2. Using polarized light (Linear Dichroism) spectroscopy DNA-protein complexes with the human recombinase Rad51 has been possible to resolve with respect to a 3-D structure model. The above mentioned inhomogeneous stretch of DNA fits that model and several interesting observations were made regarding how various cofactors affect the structure and function [3].
3. As for the F1 ATP synthase, this enzyme is of key importance for the energy balance of the cell: it can be run backwards and like a motor produce mechanical work when fed with ATP fuel. By quantum computations, combined with structure data and experimental kinetic results, we have developed an energetic model that can explain crucial steps in the catalytic mechanism of the enzyme, including relation to mechanical deformation and directionality of reaction [4].

1. N Bosaeus, AH El-Sagheer, T Brown, S B Smith, B Akerman, C Bustamante and B Nordén Tension Induces a Base-Paired Overstretched DNA Conformation Proc.Natl.Acad.
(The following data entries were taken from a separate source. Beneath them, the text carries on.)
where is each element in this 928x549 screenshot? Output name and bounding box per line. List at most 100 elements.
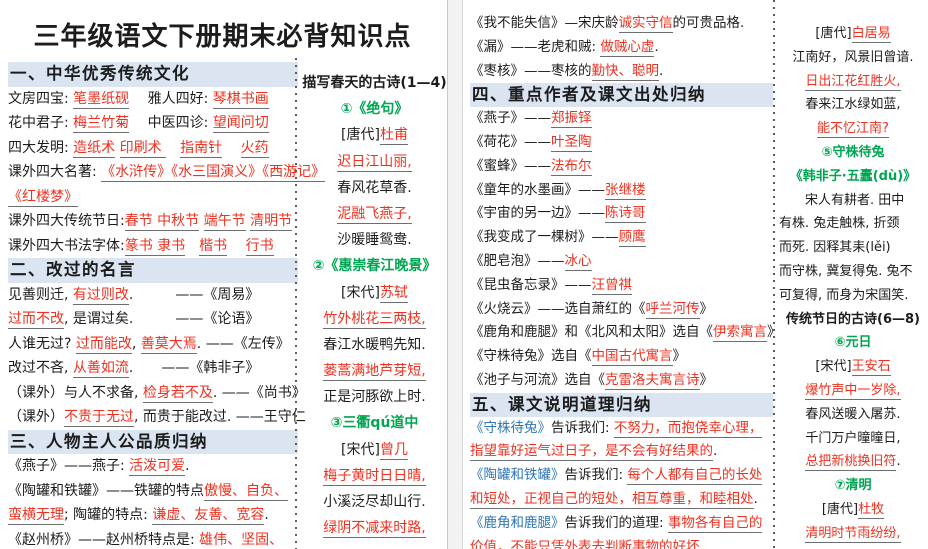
text-segment: 可复得, 而身为宋国笑. <box>779 287 909 303</box>
text-segment: . <box>753 490 758 507</box>
highlighted-term: 傲慢、自负、 <box>204 482 288 501</box>
text-segment: 雅人四好: <box>129 90 213 107</box>
text-segment: 《守株待兔》 <box>470 419 551 436</box>
highlighted-term: 从善如流 <box>72 360 129 378</box>
highlighted-term: 勤快、聪明 <box>591 62 659 81</box>
text-segment: 有株. 兔走触株, 折颈 <box>779 216 900 232</box>
text-segment: 》 <box>672 348 687 365</box>
text-segment: [宋代] <box>341 441 380 458</box>
text-segment <box>199 213 203 229</box>
text-line: 《守株待兔》告诉我们: 不努力，而抱侥幸心理， <box>470 417 773 441</box>
text-line: 《赵州桥》——赵州桥特点是: 雄伟、坚固、 <box>8 528 298 549</box>
highlighted-term: 日出江花红胜火, <box>805 73 901 91</box>
text-line: 梅子黄时日日晴, <box>301 463 448 489</box>
text-line: 宋人有耕者. 田中 <box>779 189 927 213</box>
text-segment: 春风花草香. <box>337 179 412 196</box>
text-segment: [唐代] <box>341 127 380 144</box>
highlighted-term: 总把新桃换旧符 <box>805 454 897 472</box>
section-header: 五、课文说明道理归纳 <box>470 392 773 417</box>
text-segment: 春来江水绿如蓝, <box>805 97 901 113</box>
highlighted-term: 曾几 <box>379 441 408 460</box>
left-main-column: 一、中华优秀传统文化 文房四宝: 笔墨纸砚 雅人四好: 琴棋书画 花中君子: 梅兰竹… <box>8 62 326 549</box>
text-segment: 课外四大书法字体: <box>8 237 125 254</box>
text-line: [宋代]苏轼 <box>301 280 448 306</box>
document-page: 三年级语文下册期末必背知识点 一、中华优秀传统文化 文房四宝: 笔墨纸砚 雅人四好… <box>0 0 928 549</box>
text-line: 《守株待兔》选自《中国古代寓言》 <box>470 345 773 369</box>
page-gutter <box>447 0 463 549</box>
text-line: 《鹿角和鹿腿》和《北风和太阳》选自《伊索寓言》 <box>470 321 781 345</box>
text-segment: [宋代] <box>341 284 380 301</box>
text-line: 《陶罐和铁罐》告诉我们: 每个人都有自己的长处 <box>470 464 773 488</box>
text-segment: ⑥元日 <box>834 335 872 351</box>
text-line: 总把新桃换旧符. <box>779 450 927 474</box>
text-line: 《肥皂泡》——冰心 <box>470 250 773 274</box>
text-segment: 《赵州桥》——赵州桥特点是: <box>8 531 200 548</box>
highlighted-term: 呼兰河传 <box>645 300 700 319</box>
highlighted-term: 检身若不及 <box>142 384 213 403</box>
highlighted-term: 谦虚、友善、宽容 <box>152 507 265 525</box>
text-line: ①《绝句》 <box>301 96 448 122</box>
highlighted-term: 善莫大焉 <box>140 335 197 354</box>
text-line: ⑤守株待兔 <box>779 141 927 165</box>
highlighted-term: 活泼可爱 <box>129 458 186 476</box>
right-main-column: 《我不能失信》—宋庆龄诚实守信的可贵品格. 《漏》——老虎和贼: 做贼心虚. 《枣核… <box>470 12 781 549</box>
text-line: ②《惠崇春江晚景》 <box>301 253 448 279</box>
text-line: 小溪泛尽却山行. <box>301 489 448 515</box>
text-segment: ②《惠崇春江晚景》 <box>312 258 437 275</box>
highlighted-term: 伊索寓言 <box>713 324 767 343</box>
text-segment <box>166 140 180 156</box>
highlighted-term: 望闻问切 <box>212 115 269 133</box>
text-segment: ①《绝句》 <box>340 101 409 118</box>
text-segment: 《鹿角和鹿腿》和《北风和太阳》选自《 <box>470 324 713 341</box>
text-line: 正是河豚欲上时. <box>301 384 448 410</box>
text-line: 春江水暖鸭先知. <box>301 332 448 358</box>
highlighted-term: 王安石 <box>851 359 891 377</box>
text-segment: 《韩非子·五蠹(dù)》 <box>789 168 917 184</box>
text-segment: 《漏》——老虎和贼: <box>470 38 601 55</box>
text-line: 《我不能失信》—宋庆龄诚实守信的可贵品格. <box>470 12 773 36</box>
text-segment: 》 <box>699 300 714 317</box>
text-segment: . ——《尚书》 <box>212 384 306 401</box>
text-line: 《池子与河流》选自《克雷洛夫寓言诗》 <box>470 369 773 393</box>
text-segment: 告诉我们: <box>551 419 614 436</box>
text-segment: 《荷花》—— <box>470 133 551 150</box>
text-segment: ; 陶罐的特点: <box>64 507 153 523</box>
text-line: 《枣核》——枣核的勤快、聪明. <box>470 60 773 84</box>
text-segment: 《我不能失信》—宋庆龄 <box>470 15 619 31</box>
highlighted-term: 诚实守信 <box>618 15 673 33</box>
text-line: 《鹿角和鹿腿》告诉我们的道理: 事物各有自己的 <box>470 512 773 536</box>
column-divider-left <box>295 58 297 549</box>
text-segment: 千门万户曈曈日, <box>805 430 901 446</box>
highlighted-term: 能不忆江南? <box>817 121 889 139</box>
text-segment: 春风送暖入屠苏. <box>805 406 901 422</box>
highlighted-term: 春节 中秋节 <box>124 213 200 231</box>
highlighted-term: 梅子黄时日日晴, <box>323 467 426 486</box>
highlighted-term: 《水浒传》《水三国演义》《西游记》 <box>101 164 326 182</box>
highlighted-term: 冰心 <box>564 252 592 271</box>
highlighted-term: 过而能改 <box>75 335 132 354</box>
section-header: 二、改过的名言 <box>8 258 298 283</box>
section-header: 一、中华优秀传统文化 <box>8 62 298 87</box>
text-line: 《漏》——老虎和贼: 做贼心虚. <box>470 36 773 60</box>
text-line: 有株. 兔走触株, 折颈 <box>779 212 927 236</box>
text-segment: 沙暖睡鸳鸯. <box>337 232 412 249</box>
text-line: 能不忆江南? <box>779 117 927 141</box>
text-segment: 见善则迁, <box>8 286 73 303</box>
highlighted-term: 汪曾祺 <box>591 276 632 295</box>
highlighted-term: 笔墨纸砚 <box>73 90 130 109</box>
text-segment: 《鹿角和鹿腿》 <box>470 514 565 531</box>
text-line: 《昆虫备忘录》——汪曾祺 <box>470 274 773 298</box>
highlighted-term: 爆竹声中一岁除, <box>805 382 901 400</box>
text-line: 课外四大书法字体:篆书 隶书 楷书 行书 <box>8 234 298 259</box>
text-segment: 《燕子》—— <box>470 110 551 127</box>
text-line: 课外四大名著: 《水浒传》《水三国演义》《西游记》 <box>8 160 326 185</box>
highlighted-term: 泥融飞燕子, <box>337 205 412 224</box>
right-poems-column: [唐代]白居易 江南好，风景旧曾谙. 日出江花红胜火, 春来江水绿如蓝, 能不忆江南? ⑤… <box>779 22 927 546</box>
highlighted-term: 叶圣陶 <box>551 133 592 152</box>
text-segment: 告诉我们的道理: <box>564 514 668 531</box>
text-line: 可复得, 而身为宋国笑. <box>779 284 927 308</box>
text-segment: 四、重点作者及课文出处归纳 <box>472 85 706 105</box>
text-segment: . <box>896 454 901 470</box>
text-line: 和短处，正视自己的短处，相互尊重，和睦相处. <box>470 488 773 512</box>
highlighted-term: 蛮横无理 <box>8 507 64 525</box>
Sci. (US) 109 (2012) 15179-15184.
2. E Lundberg, C Plesa, M Wilhelmsson, P Lincoln, T Brown and B Nordén Nano-fabrication yields. Hybridization and click- fixation of polycyclic DNA nano-assemblies American Chemical Society NANO. 5 (2011) 7565-7575.
3. Reymer A, Frykholm K, Morimatsu K, Takahashi M, Nordén B Structure of human Rad51 protein filament from molecular modeling and site-specific linear dichroism spectroscopy Proc.Nat.Ac.Sci. (USA) 106 (2009) 13248-13253; Louise H. Fornander, Karolin Frykholm, Anna Reymer, Axelle Renodon-Corniere, Masayuki Takahashi and Bengt Nordén Ca2+ improves organization of 
single-stranded DNA bases in human Rad51 filament, explaining stimulatory effect on gene recombination Nucl Acids Res. 40 (2012) 4904-4913.
4. T Beke Somfai, P Lincoln and B Nordén Rate of hydrolysis in ATP synthase is fine-tuned by a-subunit motif controlling active site conformation. Proc.Natl.Acad. Sci. (US) 110 (2013) 2117-2122.